One item from last year we left hanging: the Cincinnati Reds' pitchers did indeed set a new major league record for most home runs allowed, with 258. They breezed past the 2003 Tigers, who allowed 241.

Early this year, the Reds looked as though they were turning this around. But as the season has heated up, they've reverted to their old habits. Currently they've allowed 122 HRs in 74 games, which projects to 267 for the year...which would be another major league record.

The margin for error is pretty tight, however--and this year (as you might expect after perusing the previous blog entry...) they have some competition. The Seattle Mariners have allowed 121 HR in 78 games, which puts them currently on a pace to allow 251 HR. The M's have already used 31 pitchers this season, with Drew Smyly still awaiting his season debut. Getting Felix Hernandez and Hisashi Iwakuma back in the rotation might not actually stem the tide of the M's homer flow, however: both of their long-time stalwarts have been giving up HRs at a strikingly elevated rate this year.

Stay tuned...

Sunday, June 25, 2017


Still too busy to post anywhere near regularly--French noir is a harsher mistress than the moon (take that, Jimmy Webb!)--but here, at least, is a follow-up that will prove suitably astonishing.

Last year (before the undertow made us predominantly AWOL...) we were pretty much first on the scene with the report that pitching dominance in the 2010s had come to a shocking halt. We did this with a look at monthly HR/G totals which showed that something happened in August 2015 to turn the game back toward the HR levels seen at the apex of the "offensive explosion" in 2000.

It was last June that broke things open--and, after a slight dip in July, both August and September remained red-hot in terms of HR/G. (The new revised rankings, including the first three months of 2017, show August and September 2016 as having the highest HR/G for their respective months in the seventeen complete years of data. The month of September had traditionally been a down-turn month, but not last year--the revised rankings show it coming in as #10 in HR/G for the 105 months in the data sample.)

And, as the chart at right demonstrates, that pattern has further intensified in 2017. This April ranks #12 in the data, trailing only April 2000 (#3). May pushed into the Top 5 all time (#4). And with six more days to go in June, it is looking certain that we will have a new #1 in monthly HR/G rankings. Right now June 2017 is shattering the record for HR/G, and even the R/G (5.02) are creeping up toward the averages compiled during the "offensive explosion" years.

[Raw numbers: the average HR/G for the period is 1.04. The current monthly record for a full month's worth of data is 1.32 (May 2000).

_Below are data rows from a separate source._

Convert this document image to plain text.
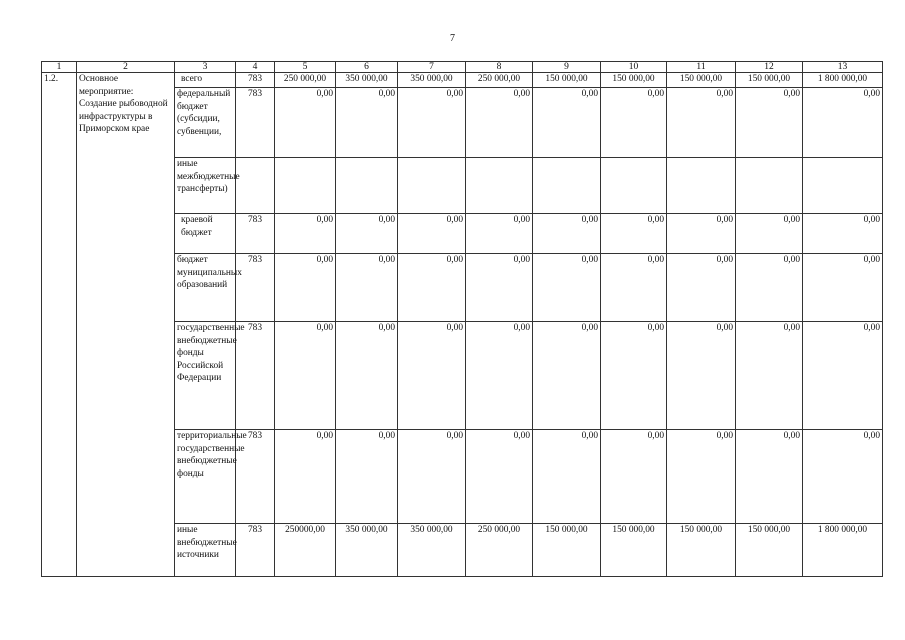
7
1	2	3	4	5	6	7	8	9	10	11	12	13
1.2.	Основное мероприятие: Создание рыбоводной инфраструктуры в Приморском крае	всего	783	250 000,00	350 000,00	350 000,00	250 000,00	150 000,00	150 000,00	150 000,00	150 000,00	1 800 000,00
		федеральный бюджет (субсидии, субвенции,	783	0,00	0,00	0,00	0,00	0,00	0,00	0,00	0,00	0,00
		иные межбюджетные трансферты)										
		краевой бюджет	783	0,00	0,00	0,00	0,00	0,00	0,00	0,00	0,00	0,00
		бюджет муниципальных образований	783	0,00	0,00	0,00	0,00	0,00	0,00	0,00	0,00	0,00
		государственные внебюджетные фонды Российской Федерации	783	0,00	0,00	0,00	0,00	0,00	0,00	0,00	0,00	0,00
		территориальные государственные внебюджетные фонды	783	0,00	0,00	0,00	0,00	0,00	0,00	0,00	0,00	0,00
		иные внебюджетные источники	783	250000,00	350 000,00	350 000,00	250 000,00	150 000,00	150 000,00	150 000,00	150 000,00	1 800 000,00
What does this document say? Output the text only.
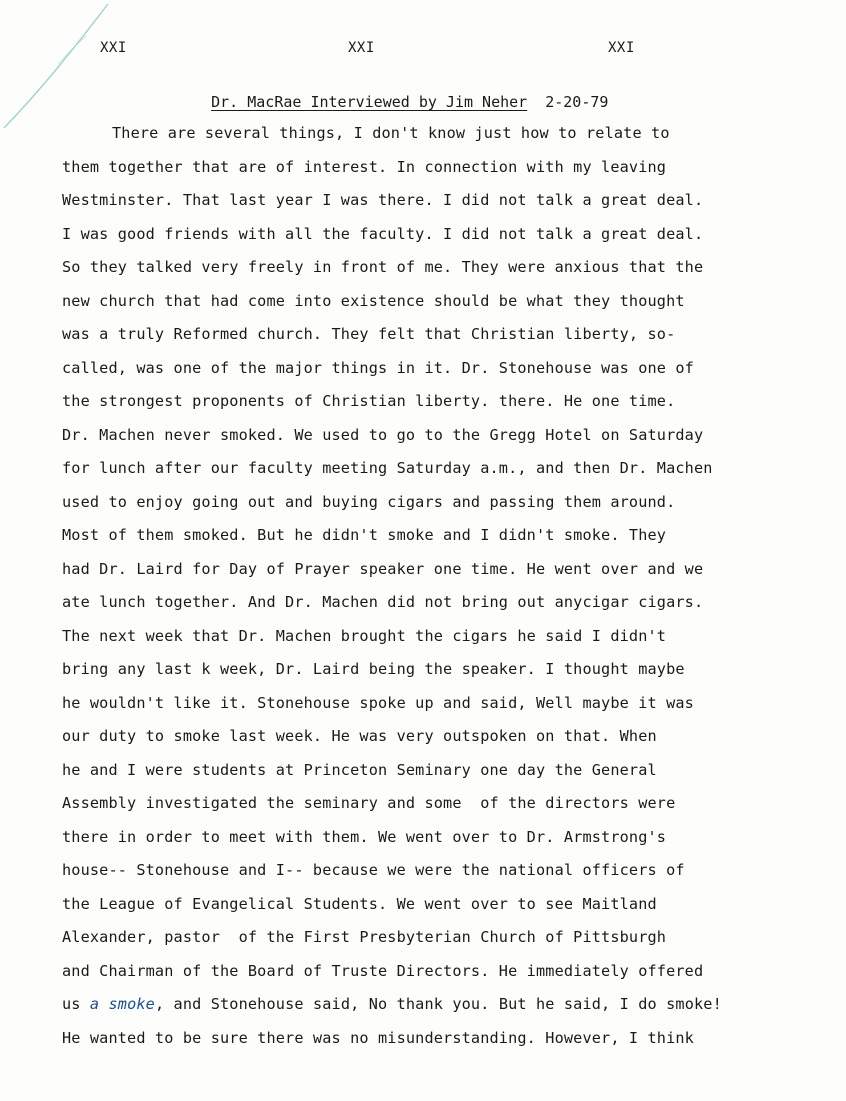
XXI	XXI	XXI

Dr. MacRae Interviewed by Jim Neher 2-20-79

There are several things, I don't know just how to relate to
them together that are of interest. In connection with my leaving
Westminster. That last year I was there. I did not talk a great deal.
I was good friends with all the faculty. I did not talk a great deal.
So they talked very freely in front of me. They were anxious that the
new church that had come into existence should be what they thought
was a truly Reformed church. They felt that Christian liberty, so-
called, was one of the major things in it. Dr. Stonehouse was one of
the strongest proponents of Christian liberty. there. He one time.
Dr. Machen never smoked. We used to go to the Gregg Hotel on Saturday
for lunch after our faculty meeting Saturday a.m., and then Dr. Machen
used to enjoy going out and buying cigars and passing them around.
Most of them smoked. But he didn't smoke and I didn't smoke. They
had Dr. Laird for Day of Prayer speaker one time. He went over and we
ate lunch together. And Dr. Machen did not bring out anycigar cigars.
The next week that Dr. Machen brought the cigars he said I didn't
bring any last k week, Dr. Laird being the speaker. I thought maybe
he wouldn't like it. Stonehouse spoke up and said, Well maybe it was
our duty to smoke last week. He was very outspoken on that. When
he and I were students at Princeton Seminary one day the General
Assembly investigated the seminary and some  of the directors were
there in order to meet with them. We went over to Dr. Armstrong's
house-- Stonehouse and I-- because we were the national officers of
the League of Evangelical Students. We went over to see Maitland
Alexander, pastor  of the First Presbyterian Church of Pittsburgh
and Chairman of the Board of Truste Directors. He immediately offered
us a smoke, and Stonehouse said, No thank you. But he said, I do smoke!
He wanted to be sure there was no misunderstanding. However, I think
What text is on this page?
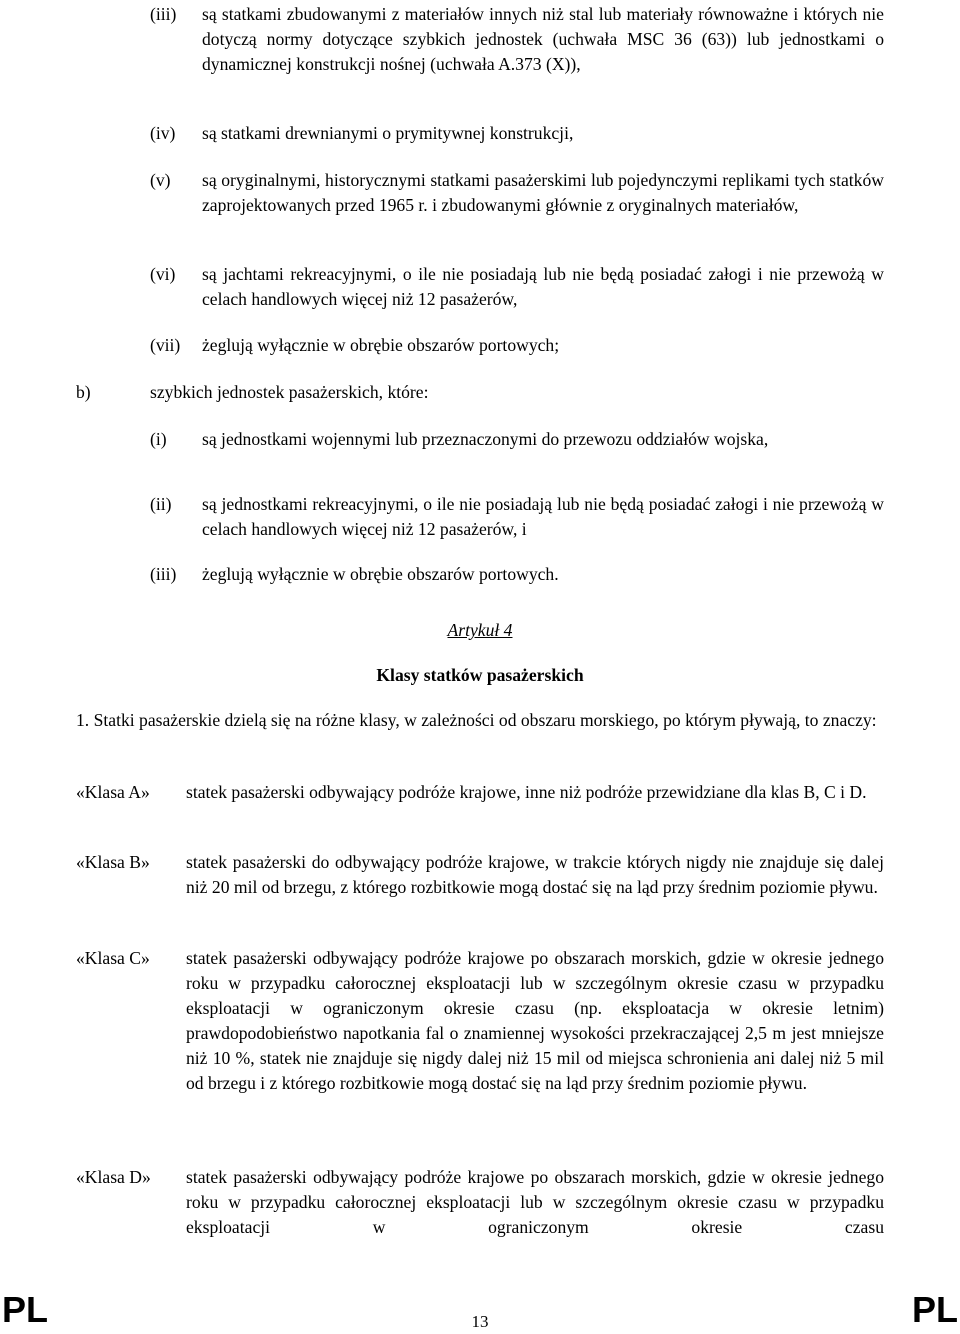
(iii) są statkami zbudowanymi z materiałów innych niż stal lub materiały równoważne i których nie dotyczą normy dotyczące szybkich jednostek (uchwała MSC 36 (63)) lub jednostkami o dynamicznej konstrukcji nośnej (uchwała A.373 (X)),
(iv) są statkami drewnianymi o prymitywnej konstrukcji,
(v) są oryginalnymi, historycznymi statkami pasażerskimi lub pojedynczymi replikami tych statków zaprojektowanych przed 1965 r. i zbudowanymi głównie z oryginalnych materiałów,
(vi) są jachtami rekreacyjnymi, o ile nie posiadają lub nie będą posiadać załogi i nie przewożą w celach handlowych więcej niż 12 pasażerów,
(vii) żeglują wyłącznie w obrębie obszarów portowych;
b)	szybkich jednostek pasażerskich, które:
(i) są jednostkami wojennymi lub przeznaczonymi do przewozu oddziałów wojska,
(ii) są jednostkami rekreacyjnymi, o ile nie posiadają lub nie będą posiadać załogi i nie przewożą w celach handlowych więcej niż 12 pasażerów, i
(iii) żeglują wyłącznie w obrębie obszarów portowych.
Artykuł 4
Klasy statków pasażerskich
1. Statki pasażerskie dzielą się na różne klasy, w zależności od obszaru morskiego, po którym pływają, to znaczy:
«Klasa A» statek pasażerski odbywający podróże krajowe, inne niż podróże przewidziane dla klas B, C i D.
«Klasa B» statek pasażerski do odbywający podróże krajowe, w trakcie których nigdy nie znajduje się dalej niż 20 mil od brzegu, z którego rozbitkowie mogą dostać się na ląd przy średnim poziomie pływu.
«Klasa C» statek pasażerski odbywający podróże krajowe po obszarach morskich, gdzie w okresie jednego roku w przypadku całorocznej eksploatacji lub w szczególnym okresie czasu w przypadku eksploatacji w ograniczonym okresie czasu (np. eksploatacja w okresie letnim) prawdopodobieństwo napotkania fal o znamiennej wysokości przekraczającej 2,5 m jest mniejsze niż 10 %, statek nie znajduje się nigdy dalej niż 15 mil od miejsca schronienia ani dalej niż 5 mil od brzegu i z którego rozbitkowie mogą dostać się na ląd przy średnim poziomie pływu.
«Klasa D» statek pasażerski odbywający podróże krajowe po obszarach morskich, gdzie w okresie jednego roku w przypadku całorocznej eksploatacji lub w szczególnym okresie czasu w przypadku eksploatacji w ograniczonym okresie czasu
PL	13	PL
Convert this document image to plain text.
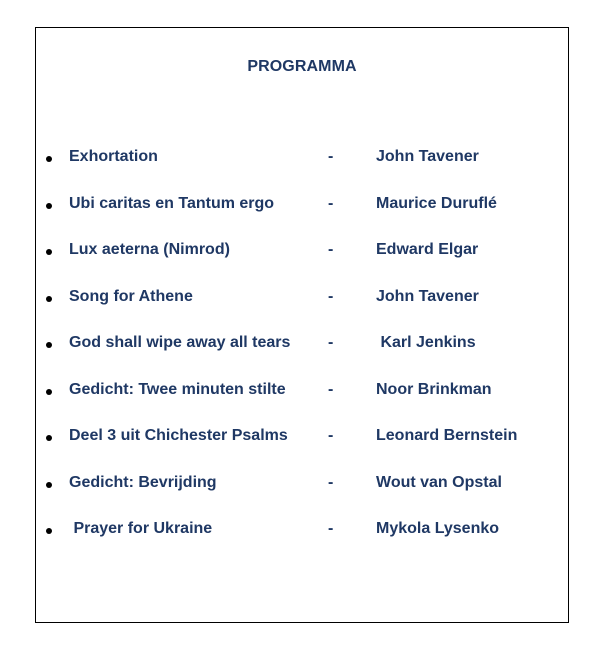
PROGRAMMA
Exhortation	-	John Tavener
Ubi caritas en Tantum ergo	-	Maurice Duruflé
Lux aeterna (Nimrod)	-	Edward Elgar
Song for Athene	-	John Tavener
God shall wipe away all tears -	Karl Jenkins
Gedicht: Twee minuten stilte	-	Noor Brinkman
Deel 3 uit Chichester Psalms	-	Leonard Bernstein
Gedicht: Bevrijding	-	Wout van Opstal
Prayer for Ukraine	-	Mykola Lysenko
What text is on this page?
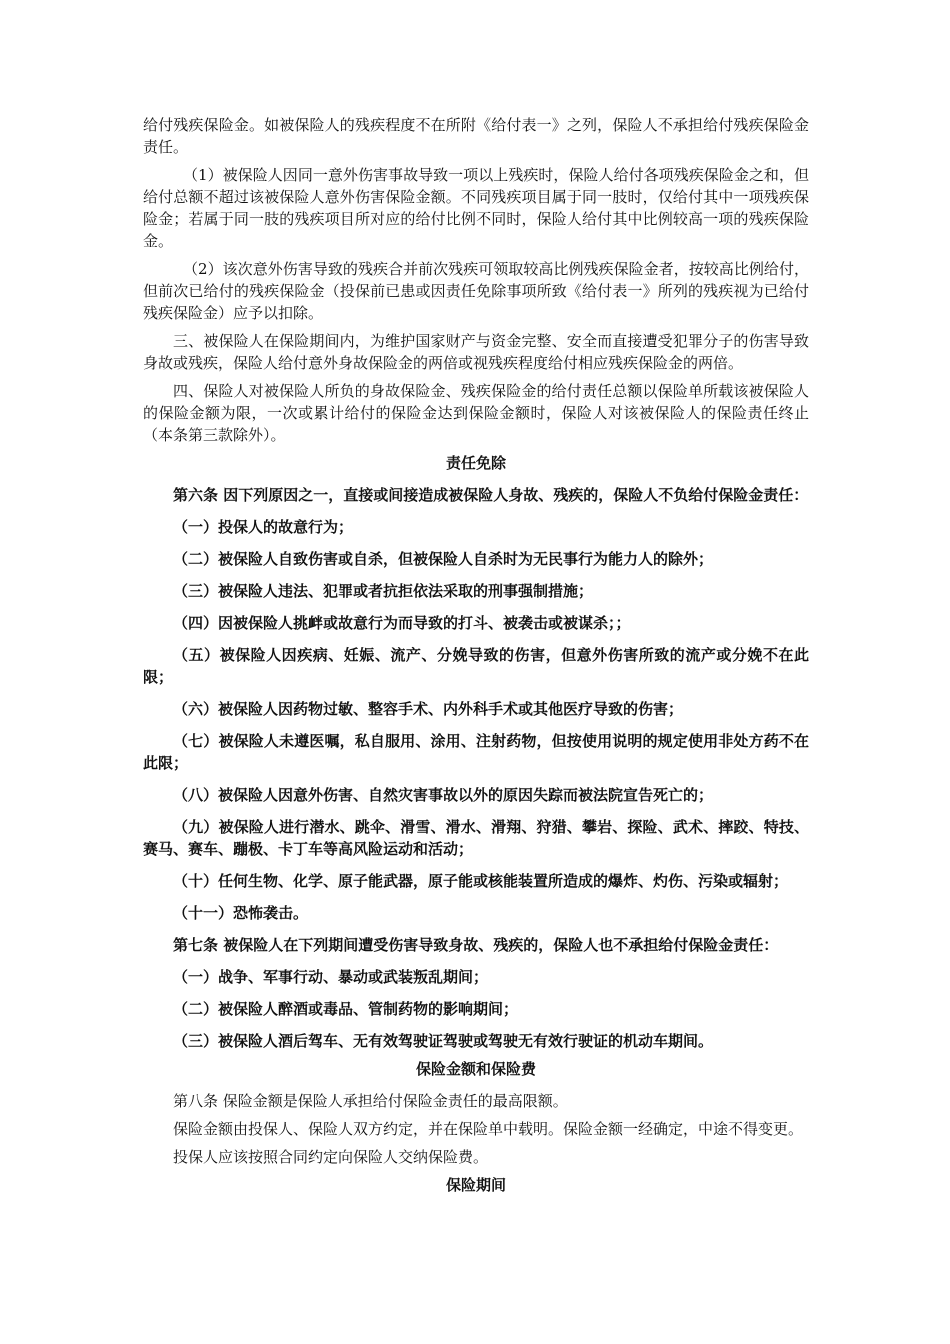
给付残疾保险金。如被保险人的残疾程度不在所附《给付表一》之列，保险人不承担给付残疾保险金责任。

（1）被保险人因同一意外伤害事故导致一项以上残疾时，保险人给付各项残疾保险金之和，但给付总额不超过该被保险人意外伤害保险金额。不同残疾项目属于同一肢时，仅给付其中一项残疾保险金；若属于同一肢的残疾项目所对应的给付比例不同时，保险人给付其中比例较高一项的残疾保险金。

（2）该次意外伤害导致的残疾合并前次残疾可领取较高比例残疾保险金者，按较高比例给付，但前次已给付的残疾保险金（投保前已患或因责任免除事项所致《给付表一》所列的残疾视为已给付残疾保险金）应予以扣除。

三、被保险人在保险期间内，为维护国家财产与资金完整、安全而直接遭受犯罪分子的伤害导致身故或残疾，保险人给付意外身故保险金的两倍或视残疾程度给付相应残疾保险金的两倍。

四、保险人对被保险人所负的身故保险金、残疾保险金的给付责任总额以保险单所载该被保险人的保险金额为限，一次或累计给付的保险金达到保险金额时，保险人对该被保险人的保险责任终止（本条第三款除外）。

责任免除

第六条 因下列原因之一，直接或间接造成被保险人身故、残疾的，保险人不负给付保险金责任：

（一）投保人的故意行为；

（二）被保险人自致伤害或自杀，但被保险人自杀时为无民事行为能力人的除外；

（三）被保险人违法、犯罪或者抗拒依法采取的刑事强制措施；

（四）因被保险人挑衅或故意行为而导致的打斗、被袭击或被谋杀；；

（五）被保险人因疾病、妊娠、流产、分娩导致的伤害，但意外伤害所致的流产或分娩不在此限；

（六）被保险人因药物过敏、整容手术、内外科手术或其他医疗导致的伤害；

（七）被保险人未遵医嘱，私自服用、涂用、注射药物，但按使用说明的规定使用非处方药不在此限；

（八）被保险人因意外伤害、自然灾害事故以外的原因失踪而被法院宣告死亡的；

（九）被保险人进行潜水、跳伞、滑雪、滑水、滑翔、狩猎、攀岩、探险、武术、摔跤、特技、赛马、赛车、蹦极、卡丁车等高风险运动和活动；

（十）任何生物、化学、原子能武器，原子能或核能装置所造成的爆炸、灼伤、污染或辐射；

（十一）恐怖袭击。

第七条 被保险人在下列期间遭受伤害导致身故、残疾的，保险人也不承担给付保险金责任：

（一）战争、军事行动、暴动或武装叛乱期间；

（二）被保险人醉酒或毒品、管制药物的影响期间；

（三）被保险人酒后驾车、无有效驾驶证驾驶或驾驶无有效行驶证的机动车期间。

保险金额和保险费

第八条 保险金额是保险人承担给付保险金责任的最高限额。

保险金额由投保人、保险人双方约定，并在保险单中载明。保险金额一经确定，中途不得变更。

投保人应该按照合同约定向保险人交纳保险费。

保险期间
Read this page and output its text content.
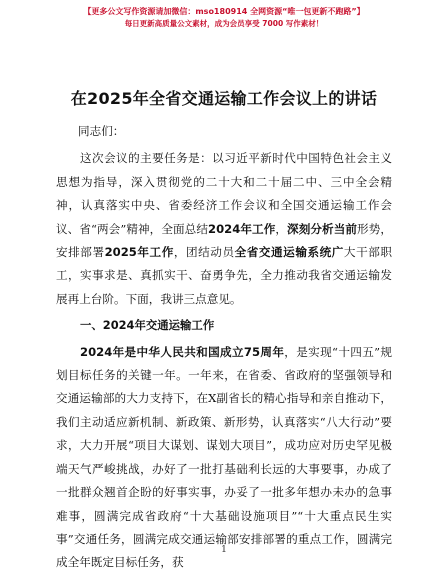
【更多公文写作资源请加微信：mso180914 全网资源“唯一包更新不跑路”】
每日更新高质量公文素材，成为会员享受 7000 写作素材！
在2025年全省交通运输工作会议上的讲话

同志们：

这次会议的主要任务是：以习近平新时代中国特色社会主义思想为指导，深入贯彻党的二十大和二十届二中、三中全会精神，认真落实中央、省委经济工作会议和全国交通运输工作会议、省“两会”精神，全面总结2024年工作，深刻分析当前形势，安排部署2025年工作，团结动员全省交通运输系统广大干部职工，实事求是、真抓实干、奋勇争先，全力推动我省交通运输发展再上台阶。下面，我讲三点意见。

一、2024年交通运输工作

2024年是中华人民共和国成立75周年，是实现“十四五”规划目标任务的关键一年。一年来，在省委、省政府的坚强领导和交通运输部的大力支持下，在X副省长的精心指导和亲自推动下，我们主动适应新机制、新政策、新形势，认真落实“八大行动”要求，大力开展“项目大谋划、谋划大项目”，成功应对历史罕见极端天气严峻挑战，办好了一批打基础利长远的大事要事，办成了一批群众翘首企盼的好事实事，办妥了一批多年想办未办的急事难事，圆满完成省政府“十大基础设施项目”“十大重点民生实事”交通任务，圆满完成交通运输部安排部署的重点工作，圆满完成全年既定目标任务，获

1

Our current month of June is sailing along at (a frankly incredible) 1.41 HR/G.]

[Color codes deployed in certain ranking numbers: 71 (May 2009), in red on the chart, shows us the ranking where HR/G avearage goes below 1.00. 96 (July 2011), in green, shows us the ranking where the HR/G average dips below 0.90. And 105 (the absolute bottom of the ranking--September 2014), shows us the only month in the past 17+ years where the HR/G rate slipped below 0.80.]

The big question, of course, is just what happened in August 2015 to turn around the HR/G rate. There have been blips now and again over the 17+ years of data--check out June 2005, for example, and August 2009 was another example of a HR/G spike.

So, to get back to the "if/then" clause in the title block, this should be bringing us another attendance boost, right? Assuming that "chicks" really do "dig the long ball," that is. But at the moment at least, attendance is down, slipping below 30,000 per game. Could it be that all these big flies are getting a bit tiresome?